Does he have a bodybuilder’s physique? No. Awesome martial arts skills? No. An arsenal that would make Rambo jealous? No. So what does he have? Just his police issued Beretta, the clothes on his back and some witty one-liners. But he has weaknesses and before you can say, ‘shoot the glass’ in your over the top German accident, McClane is dragging his shredded feet into a bathroom for some home surgery.

McClane may not be Jesus, but he is definitely Santa Clause though, dishing out some justice to those on his naughty list. This is a man whose primary source of transportation are air vents and elevator shafts, kind of like a chimney huh? McClane even sends gifts down the elevator shafts for the terrorists in the form of dead bodies and explosives.

What is worse, McClane even hitches a ride on an elevator to ease drop on Hans and his men, able to gather some intelligence and using their names over the radio to intimidate them. McClane is less ‘he knows when you’re sleeping’ and a little more he knows when you’re still breathing.


6. A Scrooge/Grinch like villain

die hard

It has almost been a year since Alan Rickman tragically passed away from cancer. While millions of Harry Potter fans best remember him for his role as Professor Severus Snape, for most of us, he will always be remembered as Hans Gruber, the German left-wing revolutionary turned bank robber armed with one hell of a deadly accent.

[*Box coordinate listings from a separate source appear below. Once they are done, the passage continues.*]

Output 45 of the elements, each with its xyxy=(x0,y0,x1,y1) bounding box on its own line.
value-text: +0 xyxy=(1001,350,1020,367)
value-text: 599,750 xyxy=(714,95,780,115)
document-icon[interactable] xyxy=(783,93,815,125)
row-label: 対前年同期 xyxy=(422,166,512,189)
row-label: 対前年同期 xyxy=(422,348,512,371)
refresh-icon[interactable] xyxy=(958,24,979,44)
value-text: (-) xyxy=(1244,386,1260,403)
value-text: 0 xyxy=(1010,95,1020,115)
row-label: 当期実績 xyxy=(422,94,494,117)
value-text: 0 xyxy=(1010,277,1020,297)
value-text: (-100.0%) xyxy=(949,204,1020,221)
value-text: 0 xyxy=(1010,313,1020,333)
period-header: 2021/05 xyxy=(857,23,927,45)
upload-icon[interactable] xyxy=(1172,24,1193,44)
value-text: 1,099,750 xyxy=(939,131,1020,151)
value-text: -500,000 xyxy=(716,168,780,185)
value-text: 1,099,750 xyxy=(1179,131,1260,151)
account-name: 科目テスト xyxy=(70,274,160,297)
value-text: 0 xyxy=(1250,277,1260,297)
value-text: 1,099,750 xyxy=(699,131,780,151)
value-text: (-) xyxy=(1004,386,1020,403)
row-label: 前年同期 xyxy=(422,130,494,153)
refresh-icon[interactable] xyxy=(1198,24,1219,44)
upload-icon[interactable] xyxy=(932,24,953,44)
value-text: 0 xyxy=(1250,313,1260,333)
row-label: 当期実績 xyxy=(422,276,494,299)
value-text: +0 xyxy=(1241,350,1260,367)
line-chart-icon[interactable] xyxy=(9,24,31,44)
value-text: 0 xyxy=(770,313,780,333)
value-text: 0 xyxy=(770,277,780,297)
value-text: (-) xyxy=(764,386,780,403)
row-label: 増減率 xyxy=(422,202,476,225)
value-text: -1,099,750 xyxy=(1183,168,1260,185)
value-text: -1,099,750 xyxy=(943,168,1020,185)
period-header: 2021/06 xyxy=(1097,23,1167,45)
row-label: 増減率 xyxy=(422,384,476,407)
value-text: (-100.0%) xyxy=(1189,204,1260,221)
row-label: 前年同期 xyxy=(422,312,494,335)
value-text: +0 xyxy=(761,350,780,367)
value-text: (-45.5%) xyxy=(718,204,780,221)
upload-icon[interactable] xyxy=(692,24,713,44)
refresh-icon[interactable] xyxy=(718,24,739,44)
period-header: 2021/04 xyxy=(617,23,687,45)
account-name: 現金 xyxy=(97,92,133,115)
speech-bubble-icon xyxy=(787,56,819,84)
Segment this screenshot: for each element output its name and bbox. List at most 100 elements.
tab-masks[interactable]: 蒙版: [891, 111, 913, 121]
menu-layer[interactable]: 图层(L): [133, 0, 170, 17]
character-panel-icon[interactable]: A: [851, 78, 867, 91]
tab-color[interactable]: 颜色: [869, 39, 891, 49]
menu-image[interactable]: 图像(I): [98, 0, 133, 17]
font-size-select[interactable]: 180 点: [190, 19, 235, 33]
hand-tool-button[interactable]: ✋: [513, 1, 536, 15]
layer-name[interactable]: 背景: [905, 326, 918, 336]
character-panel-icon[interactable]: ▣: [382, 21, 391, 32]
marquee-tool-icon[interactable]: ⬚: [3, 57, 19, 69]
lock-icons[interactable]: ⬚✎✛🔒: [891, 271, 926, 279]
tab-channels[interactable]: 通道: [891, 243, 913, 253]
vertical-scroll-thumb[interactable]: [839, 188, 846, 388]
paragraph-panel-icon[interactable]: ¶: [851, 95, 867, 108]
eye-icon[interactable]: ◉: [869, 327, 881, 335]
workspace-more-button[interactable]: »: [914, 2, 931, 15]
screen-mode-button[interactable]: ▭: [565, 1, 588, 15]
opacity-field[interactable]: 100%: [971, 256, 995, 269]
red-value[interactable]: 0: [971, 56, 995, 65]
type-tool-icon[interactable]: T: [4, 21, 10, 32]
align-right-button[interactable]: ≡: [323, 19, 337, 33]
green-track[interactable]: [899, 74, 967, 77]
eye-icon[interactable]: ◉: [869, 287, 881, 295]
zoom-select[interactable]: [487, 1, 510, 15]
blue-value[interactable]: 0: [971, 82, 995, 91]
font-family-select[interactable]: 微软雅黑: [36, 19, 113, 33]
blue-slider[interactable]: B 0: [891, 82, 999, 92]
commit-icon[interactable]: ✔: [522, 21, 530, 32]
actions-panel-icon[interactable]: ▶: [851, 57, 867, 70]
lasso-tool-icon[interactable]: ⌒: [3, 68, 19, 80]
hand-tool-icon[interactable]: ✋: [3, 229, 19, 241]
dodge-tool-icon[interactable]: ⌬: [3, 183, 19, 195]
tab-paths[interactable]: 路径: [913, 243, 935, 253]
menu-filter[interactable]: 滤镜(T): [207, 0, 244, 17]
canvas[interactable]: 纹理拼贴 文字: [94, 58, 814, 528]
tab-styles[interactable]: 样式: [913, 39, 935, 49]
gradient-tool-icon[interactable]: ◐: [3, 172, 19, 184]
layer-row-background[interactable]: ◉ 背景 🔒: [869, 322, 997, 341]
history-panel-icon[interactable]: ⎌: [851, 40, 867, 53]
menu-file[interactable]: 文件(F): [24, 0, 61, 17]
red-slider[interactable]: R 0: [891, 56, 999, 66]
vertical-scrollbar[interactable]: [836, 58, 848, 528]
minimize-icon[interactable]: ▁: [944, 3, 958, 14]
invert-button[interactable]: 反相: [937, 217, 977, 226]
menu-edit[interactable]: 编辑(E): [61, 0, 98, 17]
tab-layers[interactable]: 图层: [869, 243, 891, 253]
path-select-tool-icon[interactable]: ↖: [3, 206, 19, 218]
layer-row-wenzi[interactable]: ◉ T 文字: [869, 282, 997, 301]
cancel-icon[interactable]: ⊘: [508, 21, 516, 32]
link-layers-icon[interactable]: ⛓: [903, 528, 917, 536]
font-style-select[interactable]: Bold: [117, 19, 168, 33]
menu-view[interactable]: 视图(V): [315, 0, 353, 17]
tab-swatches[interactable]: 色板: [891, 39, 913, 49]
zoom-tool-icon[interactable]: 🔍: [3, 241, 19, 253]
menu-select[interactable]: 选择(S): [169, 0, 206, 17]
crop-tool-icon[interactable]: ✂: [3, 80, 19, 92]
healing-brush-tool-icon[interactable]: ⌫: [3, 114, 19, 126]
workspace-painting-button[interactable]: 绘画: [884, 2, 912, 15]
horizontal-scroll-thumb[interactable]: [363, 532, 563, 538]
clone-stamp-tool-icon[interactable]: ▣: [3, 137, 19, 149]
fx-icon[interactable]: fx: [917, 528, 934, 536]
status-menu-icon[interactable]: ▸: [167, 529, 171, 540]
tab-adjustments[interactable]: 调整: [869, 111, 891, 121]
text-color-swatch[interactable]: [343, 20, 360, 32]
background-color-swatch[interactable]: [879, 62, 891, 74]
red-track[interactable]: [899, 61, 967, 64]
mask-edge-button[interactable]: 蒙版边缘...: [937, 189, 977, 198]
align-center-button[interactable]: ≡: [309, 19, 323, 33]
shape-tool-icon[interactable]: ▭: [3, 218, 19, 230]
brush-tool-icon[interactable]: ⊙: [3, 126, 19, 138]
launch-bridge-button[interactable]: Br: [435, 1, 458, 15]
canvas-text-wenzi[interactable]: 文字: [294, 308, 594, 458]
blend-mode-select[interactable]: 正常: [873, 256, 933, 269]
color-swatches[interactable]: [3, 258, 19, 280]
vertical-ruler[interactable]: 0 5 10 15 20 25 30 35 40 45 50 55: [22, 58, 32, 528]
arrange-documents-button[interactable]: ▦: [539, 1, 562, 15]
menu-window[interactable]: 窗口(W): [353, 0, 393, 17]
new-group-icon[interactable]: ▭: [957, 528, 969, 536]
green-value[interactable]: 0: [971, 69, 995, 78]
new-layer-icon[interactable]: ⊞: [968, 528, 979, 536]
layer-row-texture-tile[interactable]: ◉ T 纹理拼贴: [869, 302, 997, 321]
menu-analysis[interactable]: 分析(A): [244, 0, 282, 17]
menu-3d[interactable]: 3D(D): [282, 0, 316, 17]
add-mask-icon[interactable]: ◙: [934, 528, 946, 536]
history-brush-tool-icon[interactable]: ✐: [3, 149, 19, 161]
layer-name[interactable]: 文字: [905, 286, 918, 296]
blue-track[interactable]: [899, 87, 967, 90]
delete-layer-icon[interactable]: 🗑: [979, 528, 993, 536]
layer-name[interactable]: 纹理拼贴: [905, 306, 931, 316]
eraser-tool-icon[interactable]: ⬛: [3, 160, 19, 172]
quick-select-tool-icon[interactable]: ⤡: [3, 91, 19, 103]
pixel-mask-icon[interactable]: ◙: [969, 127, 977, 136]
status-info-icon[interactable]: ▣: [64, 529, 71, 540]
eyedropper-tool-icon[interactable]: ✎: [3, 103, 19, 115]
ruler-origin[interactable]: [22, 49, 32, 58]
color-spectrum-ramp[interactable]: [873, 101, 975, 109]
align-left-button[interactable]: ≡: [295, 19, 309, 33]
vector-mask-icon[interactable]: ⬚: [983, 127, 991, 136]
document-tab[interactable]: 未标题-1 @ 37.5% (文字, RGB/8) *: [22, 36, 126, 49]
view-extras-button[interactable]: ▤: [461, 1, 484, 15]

Part of the mystery to Hans Gruber is motivation. Because of his background within a West German left wing terrorist organisation (before Al Quada and ISIS, communist cells were the go-to boogeymen for Hollywood), the police immediately assume Gruber is motivated by politics. Instead, it is a cover. Gruber has sold out and is looking for a payday.

Hans Gruber is the ultimate Christmas villain. Not only is he a man who has sold out his ideals and beliefs for selfish means, he is also the man trying to ruin Christmas for John McClane. A good, wholesome man like McClane just wants to reunite with his family and Gruber is in the way. Sure, we hate him because he is a ruthless, greedy killer, but it is easier to hate him for trying to ruin everyone’s Christmas.